LAS VEGAS — Boston’s EditShare (www.editshare.com), which offers shared media storage and end-to-end tapeless workflow solutions, is showing its updated Field 2 portable shared storage solution at NAB this year. The Field 2 has a new, modern design and operates on the new EditShare Storage V.7 platform. It also now supports solid state drives, offering users up to 6x the performance compared to enterprise-class 7,200rpm drives.
An eight-drive Field 2 with SSDs can support nearly 50 streams of ProRes 422 or Avid DNxHD 145, or over 140 streams of 25-Mbit video, such as DV25 or XDCAM-EX 25. All of the 1-Gigabit and 10-Gigabit attached NLE workstations as well as the ingest and playout servers at EditShare’s NAB 2014 booth are powered by a single Field 2 shared storage server running with eight SSDs.

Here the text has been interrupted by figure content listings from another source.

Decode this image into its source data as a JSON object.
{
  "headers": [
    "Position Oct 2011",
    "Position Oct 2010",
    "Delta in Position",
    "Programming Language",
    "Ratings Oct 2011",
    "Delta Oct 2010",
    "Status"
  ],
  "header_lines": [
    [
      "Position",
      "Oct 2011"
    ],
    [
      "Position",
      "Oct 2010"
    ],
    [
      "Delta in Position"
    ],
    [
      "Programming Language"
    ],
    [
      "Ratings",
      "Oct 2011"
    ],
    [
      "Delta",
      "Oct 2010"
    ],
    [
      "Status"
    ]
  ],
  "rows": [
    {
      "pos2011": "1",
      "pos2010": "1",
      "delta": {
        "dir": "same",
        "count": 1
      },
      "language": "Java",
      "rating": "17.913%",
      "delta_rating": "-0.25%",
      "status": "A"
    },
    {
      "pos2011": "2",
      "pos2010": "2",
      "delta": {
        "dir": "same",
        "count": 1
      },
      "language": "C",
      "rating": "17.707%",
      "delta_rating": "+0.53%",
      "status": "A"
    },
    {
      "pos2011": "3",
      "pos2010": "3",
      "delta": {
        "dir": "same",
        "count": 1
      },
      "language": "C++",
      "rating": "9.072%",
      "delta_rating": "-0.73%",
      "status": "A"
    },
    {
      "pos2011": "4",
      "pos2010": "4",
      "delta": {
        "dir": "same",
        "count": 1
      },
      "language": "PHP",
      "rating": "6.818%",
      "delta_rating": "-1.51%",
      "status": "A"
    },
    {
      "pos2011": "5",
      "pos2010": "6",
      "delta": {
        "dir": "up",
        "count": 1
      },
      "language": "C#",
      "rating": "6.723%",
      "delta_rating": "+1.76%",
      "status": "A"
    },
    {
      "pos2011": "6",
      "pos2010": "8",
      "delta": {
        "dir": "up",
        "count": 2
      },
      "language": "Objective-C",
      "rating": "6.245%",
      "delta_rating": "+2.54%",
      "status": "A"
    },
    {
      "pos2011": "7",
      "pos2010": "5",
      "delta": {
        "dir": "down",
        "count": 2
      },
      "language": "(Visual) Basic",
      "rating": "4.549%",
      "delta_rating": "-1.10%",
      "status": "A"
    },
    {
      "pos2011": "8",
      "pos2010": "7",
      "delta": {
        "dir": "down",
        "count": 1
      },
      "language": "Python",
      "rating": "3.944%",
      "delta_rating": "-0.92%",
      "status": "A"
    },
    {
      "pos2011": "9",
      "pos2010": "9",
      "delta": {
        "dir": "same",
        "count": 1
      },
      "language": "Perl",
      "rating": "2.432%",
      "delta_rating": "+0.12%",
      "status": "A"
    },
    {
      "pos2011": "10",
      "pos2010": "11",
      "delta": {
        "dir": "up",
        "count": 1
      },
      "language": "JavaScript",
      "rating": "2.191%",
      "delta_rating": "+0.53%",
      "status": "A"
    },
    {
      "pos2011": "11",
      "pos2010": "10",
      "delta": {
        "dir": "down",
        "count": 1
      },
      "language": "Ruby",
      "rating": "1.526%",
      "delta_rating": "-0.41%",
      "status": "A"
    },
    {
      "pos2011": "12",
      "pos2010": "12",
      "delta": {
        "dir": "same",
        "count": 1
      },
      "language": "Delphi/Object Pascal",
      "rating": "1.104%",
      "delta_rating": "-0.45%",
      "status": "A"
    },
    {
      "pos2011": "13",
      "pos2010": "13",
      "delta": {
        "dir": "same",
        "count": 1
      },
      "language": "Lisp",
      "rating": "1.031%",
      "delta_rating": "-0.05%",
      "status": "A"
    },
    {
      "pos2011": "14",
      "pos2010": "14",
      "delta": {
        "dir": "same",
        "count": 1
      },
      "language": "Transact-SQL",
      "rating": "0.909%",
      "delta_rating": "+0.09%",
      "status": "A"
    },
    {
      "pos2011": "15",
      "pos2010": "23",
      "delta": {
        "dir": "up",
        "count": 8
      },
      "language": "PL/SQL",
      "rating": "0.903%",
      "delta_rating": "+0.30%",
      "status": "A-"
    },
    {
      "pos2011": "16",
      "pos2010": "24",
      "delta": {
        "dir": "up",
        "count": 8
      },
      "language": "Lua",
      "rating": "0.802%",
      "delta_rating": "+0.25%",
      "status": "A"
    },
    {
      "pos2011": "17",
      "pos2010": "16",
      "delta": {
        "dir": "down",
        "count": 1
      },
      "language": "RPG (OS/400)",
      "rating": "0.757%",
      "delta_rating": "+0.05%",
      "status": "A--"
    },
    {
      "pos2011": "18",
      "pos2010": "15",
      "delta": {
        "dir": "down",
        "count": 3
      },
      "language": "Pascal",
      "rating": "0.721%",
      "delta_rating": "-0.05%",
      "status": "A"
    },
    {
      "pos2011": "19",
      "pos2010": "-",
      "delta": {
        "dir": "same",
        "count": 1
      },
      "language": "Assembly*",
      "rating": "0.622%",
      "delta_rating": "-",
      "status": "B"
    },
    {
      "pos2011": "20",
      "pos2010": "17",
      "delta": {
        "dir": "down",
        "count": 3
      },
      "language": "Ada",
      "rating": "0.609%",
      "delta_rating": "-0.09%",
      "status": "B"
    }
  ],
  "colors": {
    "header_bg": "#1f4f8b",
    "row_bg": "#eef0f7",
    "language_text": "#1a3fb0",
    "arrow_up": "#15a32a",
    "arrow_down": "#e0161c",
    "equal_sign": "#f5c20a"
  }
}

EditShare Storage V.7 is the company’s new shared-storage release and is built on the newest high-performance Linux kernel. The enhanced operating system incorporates a new Quality of Service module that allows users to reserve bandwidth for high-priority activities, such as real-time capture or playout, while limiting the bandwidth of low-priority activities. At the network layer, EditShare Storage V.7 supports the SMB2 networking protocol, enabling uncompressed 4K over 40-Gigabit Ethernet as well as improved stream counts with standard 1-Gigabit and 10-Gigabit connections.
EditShare Storage V.7 enables Final Cut Pro X workgroups to use AFP-mounted spaces as SAN Volumes, giving editors the ability to store FCP X Libraries, Events and Projects on central storage.